Kitchen utensils found in Pompeii
From The Wonders of Pompeii available
on The Project Gutenberg
On site, buildings on their own look empty and it is difficult to imagine them as lived spaces. In museums, objects on their own are abstractions, not entirely comprehensible. But when they are connected (and connected with their context) they offer a much more valuable experience to the visitor. 
Unfortunately, putting them together (creating a link between the city and the artefacts) requires a big effort of visual imagination, especially considering how little information is available both on site and in museums to help the user.

When I went to the Museum of Naples for the first time, one of the museum staff members claimed that the ideal user experience should be: going to Pompeii, then visiting the museum of Naples and last going to Pompeii again. 
It is exactly what I did for my research: I went to Pompeii, to Naples and again to Pompeii in a few weeks time. Actually, the experience was so exciting I decided to spend my next 4 years studying it! However, how many tourists and visitors are likely to do something similar? Very few indeed. This is why I think digital unification and virtual museums are successful approaches to deal with a problem that can only be solved in the digital space.

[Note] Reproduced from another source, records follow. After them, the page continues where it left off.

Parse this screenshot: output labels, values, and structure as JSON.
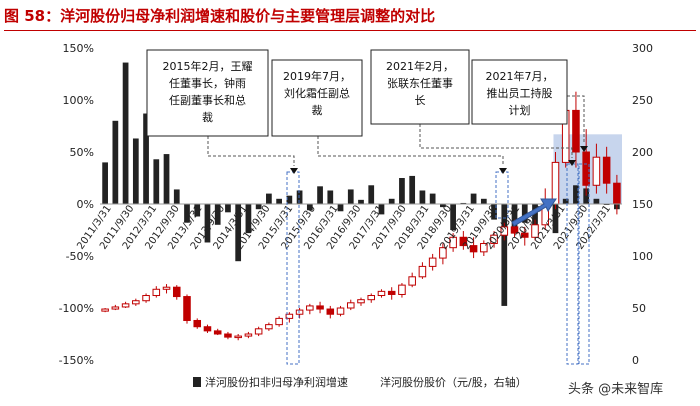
{
  "title": "图 58：洋河股份归母净利润增速和股价与主要管理层调整的对比",
  "watermark": "头条 @未来智库",
  "colors": {
    "bar": "#222222",
    "rise": "#c00000",
    "fall": "#ffffff",
    "title": "#c00000",
    "highlight": "#4472c4"
  },
  "chart_data": {
    "type": "bar+candlestick",
    "y_left": {
      "ticks": [
        "-150%",
        "-100%",
        "-50%",
        "0%",
        "50%",
        "100%",
        "150%"
      ],
      "range": [
        -150,
        150
      ]
    },
    "y_right": {
      "ticks": [
        "0",
        "50",
        "100",
        "150",
        "200",
        "250",
        "300"
      ],
      "range": [
        0,
        300
      ]
    },
    "x_tick_labels": [
      "2011/3/31",
      "2011/9/30",
      "2012/3/31",
      "2012/9/30",
      "2013/3/31",
      "2013/9/30",
      "2014/3/31",
      "2014/9/30",
      "2015/3/31",
      "2015/9/30",
      "2016/3/31",
      "2016/9/30",
      "2017/3/31",
      "2017/9/30",
      "2018/3/31",
      "2018/9/30",
      "2019/3/31",
      "2019/9/30",
      "2020/3/31",
      "2020/9/30",
      "2021/3/31",
      "2021/9/30",
      "2022/3/31"
    ],
    "profit_growth": {
      "name": "洋河股份扣非归母净利润增速",
      "unit": "%",
      "values": [
        40,
        80,
        136,
        63,
        87,
        43,
        48,
        14,
        -18,
        -12,
        -37,
        -20,
        -8,
        -55,
        -28,
        -5,
        10,
        5,
        8,
        13,
        -6,
        17,
        13,
        -7,
        14,
        4,
        18,
        -10,
        5,
        25,
        27,
        13,
        10,
        -3,
        -25,
        1,
        10,
        5,
        -15,
        -98,
        -25,
        -18,
        -30,
        -8,
        -28,
        5,
        18,
        15,
        5,
        0,
        -5
      ]
    },
    "stock_price": {
      "name": "洋河股份股价（元/股，右轴）",
      "ohlc": [
        [
          47,
          49,
          46,
          50
        ],
        [
          49,
          51,
          48,
          53
        ],
        [
          51,
          54,
          50,
          56
        ],
        [
          54,
          57,
          52,
          59
        ],
        [
          57,
          62,
          55,
          64
        ],
        [
          62,
          68,
          60,
          71
        ],
        [
          68,
          70,
          64,
          73
        ],
        [
          70,
          61,
          58,
          72
        ],
        [
          61,
          38,
          35,
          63
        ],
        [
          38,
          32,
          30,
          40
        ],
        [
          32,
          28,
          26,
          34
        ],
        [
          28,
          25,
          24,
          30
        ],
        [
          25,
          22,
          20,
          27
        ],
        [
          22,
          23,
          19,
          25
        ],
        [
          23,
          25,
          21,
          27
        ],
        [
          25,
          30,
          23,
          32
        ],
        [
          30,
          34,
          28,
          36
        ],
        [
          34,
          40,
          32,
          42
        ],
        [
          40,
          44,
          36,
          46
        ],
        [
          44,
          48,
          40,
          50
        ],
        [
          48,
          52,
          44,
          54
        ],
        [
          52,
          49,
          45,
          56
        ],
        [
          49,
          44,
          40,
          52
        ],
        [
          44,
          50,
          42,
          52
        ],
        [
          50,
          55,
          48,
          58
        ],
        [
          55,
          58,
          52,
          60
        ],
        [
          58,
          62,
          55,
          64
        ],
        [
          62,
          66,
          60,
          68
        ],
        [
          66,
          63,
          58,
          70
        ],
        [
          63,
          72,
          60,
          74
        ],
        [
          72,
          80,
          70,
          84
        ],
        [
          80,
          90,
          78,
          94
        ],
        [
          90,
          98,
          86,
          102
        ],
        [
          98,
          108,
          92,
          112
        ],
        [
          108,
          118,
          104,
          122
        ],
        [
          118,
          110,
          106,
          124
        ],
        [
          110,
          104,
          98,
          118
        ],
        [
          104,
          112,
          100,
          115
        ],
        [
          112,
          120,
          108,
          124
        ],
        [
          120,
          128,
          115,
          132
        ],
        [
          128,
          122,
          118,
          135
        ],
        [
          122,
          118,
          110,
          128
        ],
        [
          118,
          130,
          115,
          135
        ],
        [
          130,
          150,
          125,
          165
        ],
        [
          150,
          190,
          145,
          200
        ],
        [
          190,
          240,
          185,
          250
        ],
        [
          240,
          200,
          185,
          258
        ],
        [
          200,
          168,
          158,
          222
        ],
        [
          168,
          195,
          160,
          208
        ],
        [
          195,
          170,
          160,
          205
        ],
        [
          170,
          150,
          140,
          178
        ]
      ]
    },
    "legend": [
      {
        "label": "洋河股份扣非归母净利润增速",
        "kind": "bar"
      },
      {
        "label": "洋河股份股价（元/股，右轴）",
        "kind": "candle"
      }
    ],
    "annotations": [
      {
        "text": "2015年2月，王耀任董事长，钟雨任副董事长和总裁",
        "lines": [
          "2015年2月，王耀",
          "任董事长，钟雨",
          "任副董事长和总",
          "裁"
        ]
      },
      {
        "text": "2019年7月，刘化霜任副总裁",
        "lines": [
          "2019年7月，",
          "刘化霜任副总",
          "裁"
        ]
      },
      {
        "text": "2021年2月，张联东任董事长",
        "lines": [
          "2021年2月，",
          "张联东任董事",
          "长"
        ]
      },
      {
        "text": "2021年7月，推出员工持股计划",
        "lines": [
          "2021年7月，",
          "推出员工持股",
          "计划"
        ]
      }
    ]
  }
}
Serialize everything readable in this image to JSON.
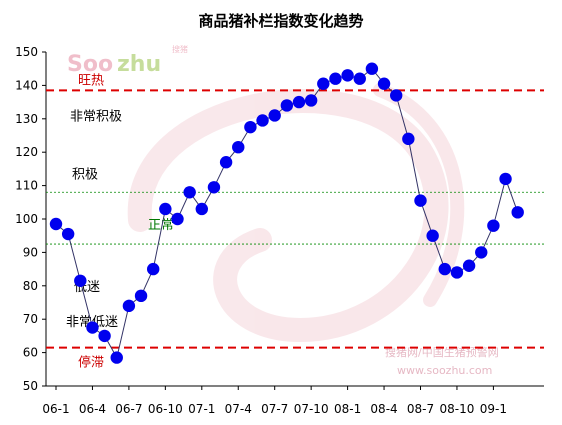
{
  "chart_data": {
    "type": "line",
    "title": "商品猪补栏指数变化趋势",
    "xlabel": "",
    "ylabel": "",
    "ylim": [
      50,
      150
    ],
    "yticks": [
      50,
      60,
      70,
      80,
      90,
      100,
      110,
      120,
      130,
      140,
      150
    ],
    "x_tick_labels": [
      "06-1",
      "06-4",
      "06-7",
      "06-10",
      "07-1",
      "07-4",
      "07-7",
      "07-10",
      "08-1",
      "08-4",
      "08-7",
      "08-10",
      "09-1"
    ],
    "x_tick_index": [
      0,
      3,
      6,
      9,
      12,
      15,
      18,
      21,
      24,
      27,
      30,
      33,
      36
    ],
    "grid": false,
    "series": [
      {
        "values": [
          98.5,
          95.5,
          81.5,
          67.5,
          65,
          58.5,
          74,
          77,
          85,
          103,
          100,
          108,
          103,
          109.5,
          117,
          121.5,
          127.5,
          129.5,
          131,
          134,
          135,
          135.5,
          140.5,
          142,
          143,
          142,
          145,
          140.5,
          137,
          124,
          105.5,
          95,
          85,
          84,
          86,
          90,
          98,
          112,
          102
        ]
      }
    ],
    "reference_lines": [
      {
        "value": 138.5,
        "style": "red-dashed",
        "label": "旺热"
      },
      {
        "value": 108,
        "style": "green-dotted",
        "label": "积极"
      },
      {
        "value": 92.5,
        "style": "green-dotted",
        "label": "正常"
      },
      {
        "value": 61.5,
        "style": "red-dashed",
        "label": "停滞"
      }
    ],
    "zone_labels": [
      {
        "value": 131,
        "label": "非常积极"
      },
      {
        "value": 80,
        "label": "低迷"
      },
      {
        "value": 69.5,
        "label": "非常低迷"
      }
    ],
    "colors": {
      "marker": "#0000ee",
      "line": "#333366",
      "red_line": "#dd0000",
      "green_line": "#008800",
      "red_label": "#cc0000",
      "green_label": "#007700",
      "black_label": "#000000"
    }
  },
  "watermark": {
    "logo_part1": "Soo",
    "logo_part2": "zhu",
    "logo_small": "搜猪",
    "line1": "搜猪网/中国生猪预警网",
    "line2": "www.soozhu.com"
  }
}
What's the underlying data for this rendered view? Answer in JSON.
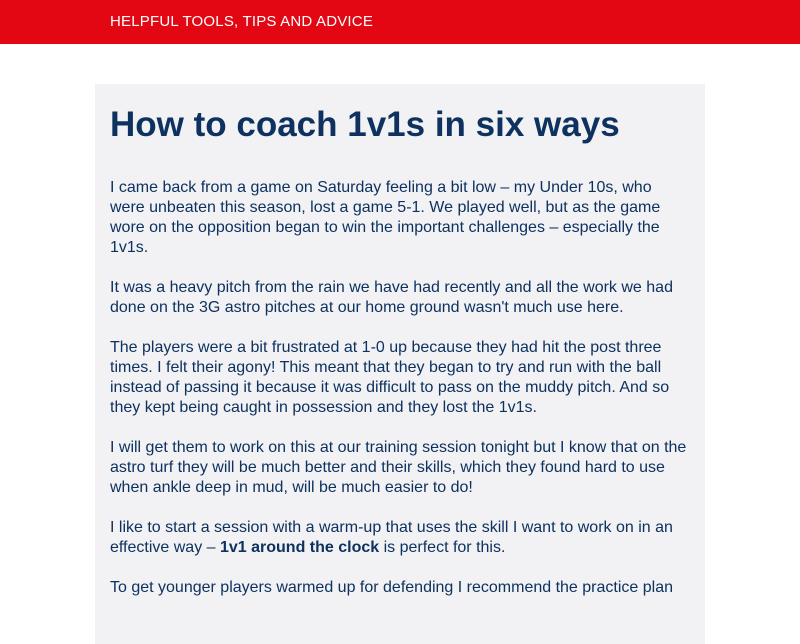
{
  "header": {
    "title": "HELPFUL TOOLS, TIPS AND ADVICE",
    "background_color": "#e30613",
    "text_color": "#ffffff"
  },
  "article": {
    "title": "How to coach 1v1s in six ways",
    "text_color": "#0d3260",
    "panel_color": "#f2f1f3",
    "paragraphs": {
      "p1": "I came back from a game on Saturday feeling a bit low – my Under 10s, who were unbeaten this season, lost a game 5-1. We played well, but as the game wore on the opposition began to win the important challenges – especially the 1v1s.",
      "p2": "It was a heavy pitch from the rain we have had recently and all the work we had done on the 3G astro pitches at our home ground wasn't much use here.",
      "p3": "The players were a bit frustrated at 1-0 up because they had hit the post three times. I felt their agony! This meant that they began to try and run with the ball instead of passing it because it was difficult to pass on the muddy pitch. And so they kept being caught in possession and they lost the 1v1s.",
      "p4": "I will get them to work on this at our training session tonight but I know that on the astro turf they will be much better and their skills, which they found hard to use when ankle deep in mud, will be much easier to do!",
      "p5_before": "I like to start a session with a warm-up that uses the skill I want to work on in an effective way – ",
      "p5_link": "1v1 around the clock",
      "p5_after": " is perfect for this.",
      "p6": "To get younger players warmed up for defending I recommend the practice plan"
    }
  }
}
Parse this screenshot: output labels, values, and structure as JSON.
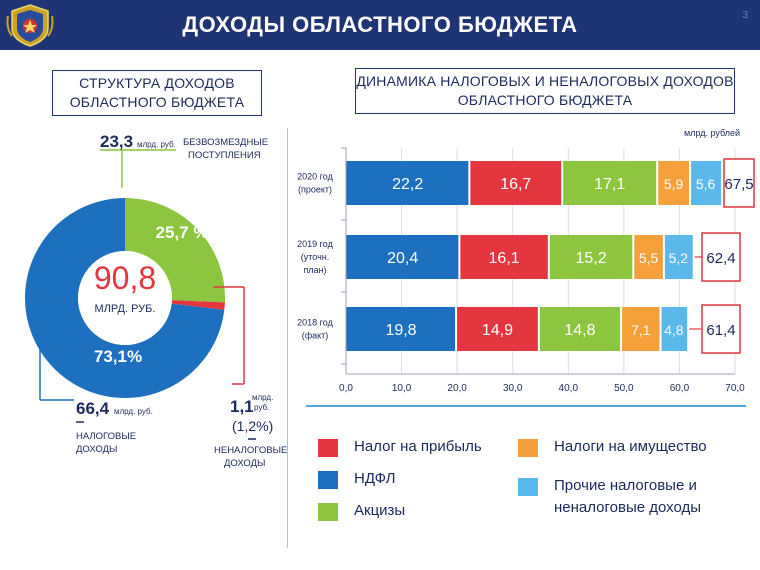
{
  "header": {
    "title": "ДОХОДЫ ОБЛАСТНОГО БЮДЖЕТА",
    "page_number": "3",
    "logo_icon": "coat-of-arms-icon"
  },
  "left_panel": {
    "title_line1": "СТРУКТУРА ДОХОДОВ",
    "title_line2": "ОБЛАСТНОГО БЮДЖЕТА",
    "donut": {
      "type": "pie",
      "center_value": "90,8",
      "center_unit": "МЛРД. РУБ.",
      "segments": [
        {
          "key": "tax",
          "share": 73.1,
          "pct_label": "73,1%",
          "color": "#1d70bf"
        },
        {
          "key": "grants",
          "share": 25.7,
          "pct_label": "25,7 %",
          "color": "#8cc63f"
        },
        {
          "key": "nontax",
          "share": 1.2,
          "pct_label": "",
          "color": "#e3363f"
        }
      ]
    },
    "callouts": {
      "grants_value": "23,3",
      "grants_unit": "млрд. руб.",
      "grants_label_line1": "БЕЗВОЗМЕЗДНЫЕ",
      "grants_label_line2": "ПОСТУПЛЕНИЯ",
      "tax_value": "66,4",
      "tax_unit": "млрд. руб.",
      "tax_label_line1": "НАЛОГОВЫЕ",
      "tax_label_line2": "ДОХОДЫ",
      "nontax_value": "1,1",
      "nontax_unit_line1": "млрд.",
      "nontax_unit_line2": "руб.",
      "nontax_pct": "(1,2%)",
      "nontax_label_line1": "НЕНАЛОГОВЫЕ",
      "nontax_label_line2": "ДОХОДЫ"
    }
  },
  "right_panel": {
    "title_line1": "ДИНАМИКА  НАЛОГОВЫХ И НЕНАЛОГОВЫХ ДОХОДОВ",
    "title_line2": "ОБЛАСТНОГО БЮДЖЕТА"
  },
  "chart_data": {
    "type": "bar",
    "orientation": "horizontal",
    "stacked": true,
    "unit_label": "млрд. рублей",
    "xlim": [
      0,
      70
    ],
    "x_ticks": [
      "0,0",
      "10,0",
      "20,0",
      "30,0",
      "40,0",
      "50,0",
      "60,0",
      "70,0"
    ],
    "x_tick_values": [
      0,
      10,
      20,
      30,
      40,
      50,
      60,
      70
    ],
    "grid": "vertical",
    "categories": [
      {
        "label_line1": "2020 год",
        "label_line2": "(проект)",
        "label_line3": "",
        "total": "67,5"
      },
      {
        "label_line1": "2019 год",
        "label_line2": "(уточн.",
        "label_line3": "план)",
        "total": "62,4"
      },
      {
        "label_line1": "2018 год",
        "label_line2": "(факт)",
        "label_line3": "",
        "total": "61,4"
      }
    ],
    "series": [
      {
        "name": "НДФЛ",
        "color": "#1d70bf",
        "values": [
          22.2,
          20.4,
          19.8
        ],
        "labels": [
          "22,2",
          "20,4",
          "19,8"
        ]
      },
      {
        "name": "Налог на прибыль",
        "color": "#e3363f",
        "values": [
          16.7,
          16.1,
          14.9
        ],
        "labels": [
          "16,7",
          "16,1",
          "14,9"
        ]
      },
      {
        "name": "Акцизы",
        "color": "#8cc63f",
        "values": [
          17.1,
          15.2,
          14.8
        ],
        "labels": [
          "17,1",
          "15,2",
          "14,8"
        ]
      },
      {
        "name": "Налоги на имущество",
        "color": "#f5a03a",
        "values": [
          5.9,
          5.5,
          7.1
        ],
        "labels": [
          "5,9",
          "5,5",
          "7,1"
        ]
      },
      {
        "name": "Прочие налоговые и неналоговые доходы",
        "color": "#5ab8ea",
        "values": [
          5.6,
          5.2,
          4.8
        ],
        "labels": [
          "5,6",
          "5,2",
          "4,8"
        ]
      }
    ],
    "legend": {
      "placement": "bottom",
      "items": [
        {
          "line1": "Налог на прибыль",
          "line2": "",
          "color": "#e3363f"
        },
        {
          "line1": "Налоги на имущество",
          "line2": "",
          "color": "#f5a03a"
        },
        {
          "line1": "НДФЛ",
          "line2": "",
          "color": "#1d70bf"
        },
        {
          "line1": "Прочие налоговые и",
          "line2": "неналоговые доходы",
          "color": "#5ab8ea"
        },
        {
          "line1": "Акцизы",
          "line2": "",
          "color": "#8cc63f"
        }
      ]
    }
  }
}
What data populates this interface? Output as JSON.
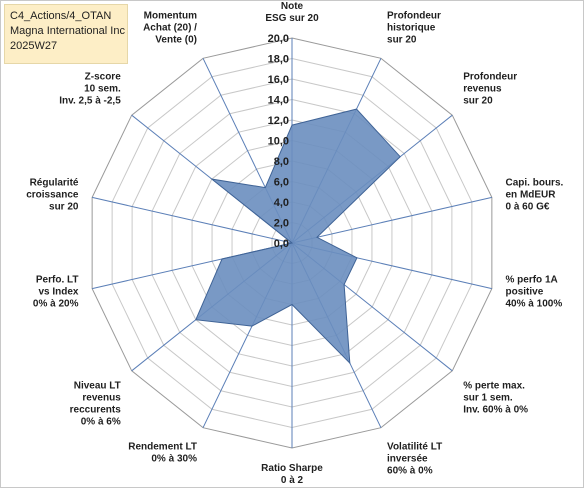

As a support for my thesis, I’m borrowing the words of writers much better than me to describe on the one hand the frustration of the tourist in Pompeii and on the other hand how much the experience of the artefacts can enrich the perception of the buildings (and viceversa). 

Pompeii, the Small Theatre
From The Wonders of Pompeii available
on The Project Gutenberg
I might tell you of a pretty picture on a rich mosaic in such-and-such room. You would go thither to look for it and not find it. The museum at Naples has it, and if it be not there it is nowhere. Time, the atmosphere, and the sunlight have destroyed it. Therefore those who make out an inventory of these houses for you are preparing your bitter disappointments. The only way to get an idea of Pompeian art is not to examine all these monuments separately, but to group them in one’s mind, and then to pay the museum an attentive visit.”

The Wonders of Pompeii, Monnier, 1867

we were all the more vividly transported into the past, when all these objects were part and parcel of their owner’s life. They quite changed my picture of Pompeii. In my mind’s eye its homes now looked both more cramped and more spatious - more cramped because I now saw them crowded with objects, and more spacious because these objects were not made merely for use but were decorated with such art and grace that they enlarged and refreshed the mind in a way that the physical space of even the largest room cannot do.